With Cloud Capex Correction Due, BofA Resets Chipmaker Expectations

The four largest U.S. cloud computing providers (Amazon, Google, Microsoft and Meta Platforms) are expected to spend around $150 billion this year on capital equipment. Including the three largest Chinese cloud providers (Alibaba, Tencent, Baidu) and Oracle, the top eight cloud providers will spend about $174 billion on capital equipment, a year-over-year increase of 20.3%.

Capital spending (capex) for the elite eight is expected to rise by just 10.5%, according to a recent research note from analyst Vivek Arya at Bank of America Global Research. That somewhat stunted growth projection for 2023 is “necessary in the required resetting of expectations at data center-exposed chipmakers.” That group includes Advanced Micro Devices Inc. (NASDAQ: AMD), Broadcom Inc. (NASDAQ: AVGO), Credo Technology Group Holding Ltd. (NASDAQ: CRDO),  Intel Corp. (NASDAQ: INTC), Marvell Technology inc. (NASDAQ: MRVL), and Nvidia Corp. (NASDAQ: NVDA).
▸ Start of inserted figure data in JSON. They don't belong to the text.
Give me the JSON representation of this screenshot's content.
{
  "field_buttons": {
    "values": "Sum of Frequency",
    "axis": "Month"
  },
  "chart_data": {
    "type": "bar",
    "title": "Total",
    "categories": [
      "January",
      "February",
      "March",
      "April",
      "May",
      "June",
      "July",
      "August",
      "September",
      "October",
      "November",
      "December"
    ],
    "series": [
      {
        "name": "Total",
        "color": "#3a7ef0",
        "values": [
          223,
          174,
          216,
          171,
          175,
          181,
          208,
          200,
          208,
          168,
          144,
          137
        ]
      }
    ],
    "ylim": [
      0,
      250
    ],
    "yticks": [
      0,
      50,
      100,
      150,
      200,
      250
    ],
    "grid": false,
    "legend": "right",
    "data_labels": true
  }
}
Although growth is expected to be much slower in 2023, it could be revised even lower Arya said: “Many cloud vendors are exposed to cyclical factors (ad-spending, e-commerce) and could choose to sweat server/networking assets longer or delay upgrades.” He recalled that in the past two economic downturns, growth among the top seven chipmakers fell to around 4% to 5% before recovering to the historical annual growth rate of 25% to 30%. Over the longer term, BofA is bullish on the chipmakers and expects capex to return to its historical rate.

Here is a brief rundown of BofA’s current outlook for the six chipmakers.


AMD has a Buy rating from BofA and a price objective of $110. Since February, the analysts have twice cut their rating on the stock, from $190 to $160 in February and to $110 in June. BofA’s rating assumes a 2023 adjusted earnings per share (EPS) multiple of 24. At a recent price of around $80 a share, the upside potential at the BofA price objective is 37.5%.

Downside risks include integrating the Xilinx acquisition, stiff competition, “lumpy” consumer and enterprise spending, reliance on a single outsourced fab and a now-mature game console cycle.


Broadcom also gets a Buy rating from BofA, with a price objective of $625, which is down from $780 in a late June revision. The bank based its price objective on an estimated enterprise value to free cash flow multiple of 18 in 2023, noting as well the company’s best-in-class profitability, free cash flow generation and shareholder returns. At a recent price of around $491 per share, the upside potential based on BofA’s target is 27.3%.

Downside risks include chip cycle risks, high exposure to Apple and that company’s potential of designing its own chips, and recent moves into noncore software businesses.